White Coat Larceny Turns 20

“71 will support research to find cures for diseases that affect millions of people, including cancer, diabetes, Alzheimer’s and Parkinson’s. Please support the effort to find cures. .  . It could save the life of someone you love.” That was actor Michael J. Fox in an ad for Proposition 71, the Stem Cell Research Initiative, also supported by Christopher Reeve and Gov. Arnold Schwarzenegger, whose father-in-law Sargent Shriver was afflicted with Alzheimer’s. The 2004 measure passed in a landslide, but there was more to it than grandiose promises.

The prime mover was Democrat insider and real estate tycoon Robert Klein, who wrote the measure to install himself as chairman and required a 70 percent supermajority of both houses to make any structural or policy changes. Proposition 71 created the $3 billion California Institute for Regenerative Medicine (CIRM), which was really about the redistribution of money.

In 2012, the Institute of Medicine, a division of the National Academy of Sciences, found that almost all CIRM board members were “interested parties with a personal or financial stake in the allocation of CIRM fundings.” As the investigators learned, CIRM was directing a full 91 percent of its research funding to institutions with representatives on its governing board. This seems to have escaped the attention of state attorney general Kamala Harris.

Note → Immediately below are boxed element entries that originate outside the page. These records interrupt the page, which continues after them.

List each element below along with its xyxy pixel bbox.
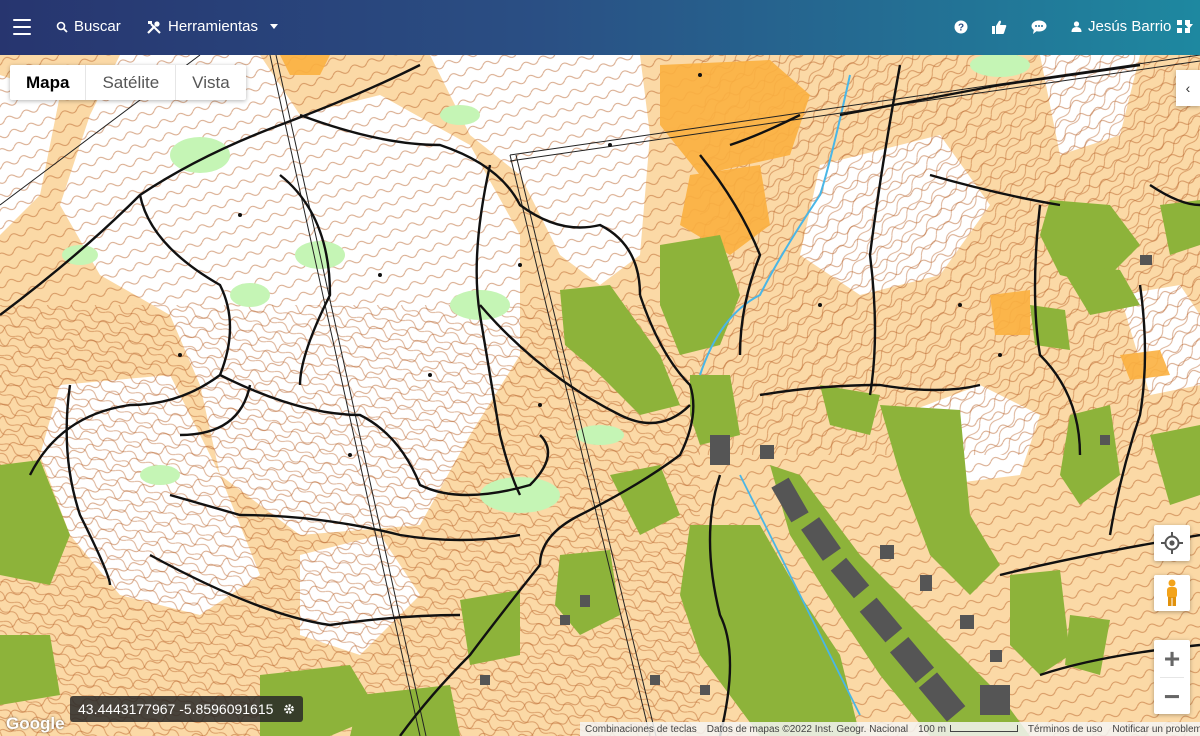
my-location-button[interactable]	[1154, 525, 1190, 561]
user-icon	[1071, 21, 1082, 32]
google-logo[interactable]: Google	[6, 714, 65, 734]
search-label: Buscar	[74, 18, 121, 35]
keyboard-shortcuts-link[interactable]: Combinaciones de teclas	[580, 724, 702, 735]
scale-label: 100 m	[918, 723, 946, 735]
crosshair-icon	[1161, 532, 1183, 554]
chat-icon[interactable]	[1031, 19, 1047, 35]
pegman-icon	[1167, 579, 1177, 606]
scale-bar	[949, 724, 1018, 732]
tools-icon	[147, 20, 161, 34]
street-view-button[interactable]	[1154, 575, 1190, 611]
map-data-text: Datos de mapas ©2022 Inst. Geogr. Nacion…	[706, 723, 909, 735]
map-canvas[interactable]	[0, 55, 1200, 736]
map-type-option-mapa[interactable]: Mapa	[10, 65, 87, 100]
coordinates-display: 43.4443177967 -5.8596091615	[70, 696, 304, 722]
side-panel-toggle[interactable]: ‹	[1176, 70, 1200, 106]
orienteering-map	[0, 55, 1200, 736]
zoom-in-button[interactable]: +	[1154, 640, 1190, 677]
help-icon[interactable]: ?	[953, 19, 969, 35]
chevron-down-icon	[270, 24, 279, 29]
map-type-option-vista[interactable]: Vista	[176, 65, 246, 100]
coordinates-text: 43.4443177967 -5.8596091615	[78, 701, 274, 717]
terms-link[interactable]: Términos de uso	[1023, 724, 1107, 735]
scale-indicator[interactable]: 100 m	[913, 724, 1023, 735]
map-type-option-satelite[interactable]: Satélite	[86, 65, 177, 100]
svg-text:?: ?	[958, 23, 964, 34]
tools-label: Herramientas	[168, 18, 259, 35]
thumbs-up-icon[interactable]	[991, 19, 1007, 35]
gear-icon[interactable]	[283, 703, 295, 715]
report-problem-link[interactable]: Notificar un problema de Maps	[1107, 724, 1200, 735]
map-type-control: Mapa Satélite Vista	[10, 65, 246, 100]
grid-icon[interactable]	[1176, 19, 1192, 35]
search-icon	[56, 21, 68, 33]
user-name: Jesús Barrio	[1088, 18, 1172, 35]
map-attribution: Combinaciones de teclas Datos de mapas ©…	[580, 722, 1200, 736]
top-navbar: Buscar Herramientas ? Jesús Barrio	[0, 0, 1200, 55]
search-button[interactable]: Buscar	[56, 18, 121, 35]
zoom-control: + −	[1154, 640, 1190, 714]
zoom-out-button[interactable]: −	[1154, 678, 1190, 715]
menu-icon[interactable]	[13, 19, 31, 35]
tools-menu-button[interactable]: Herramientas	[146, 18, 279, 35]
chevron-left-icon: ‹	[1185, 80, 1191, 96]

According to Klein, the life-saving cures would generate a steady stream of royalties that would make CIRM self-supporting. Trouble was, the state stem-cell agency reported no royalties until 2018, and only in the amount of $190,345.87. That is less than the salary of former state senator Art Torres, the non-scientist CIRM hired when a biotech professional was willing to work for no salary at all.

By 2020, CIRM stood in need of more money to redistribute. Americans for Cures, a non-profit headed by Robert Klein, floated Proposition 14, the Stem Cell Research Institute Bond Initiative, this time for $5.5 billion. As this writer twice verified, signature gatherers falsely claimed the measure sought only $1.5 billion. As the deadline approached, Americans for Cures began pushing for people to print out 16 pages and mail in the signatures. This was an open invitation to fraud, but Secretary of State Alex Padilla duly approved the measure for the November 2020 ballot.

Proposition 14 passed by 51.09 to 48.91, a far cry from 2004. In 2024, a ballpark figure for the promised life-saving cures is zero, and for all but the willfully blind, there’s a lesson or two here. Beware of white coat larceny, as in 2004, and white coat supremacy, as in 2020 under the loathsome Dr. Anthony Fauci. In 2024 moving forward, it’s all about memory against forgetting.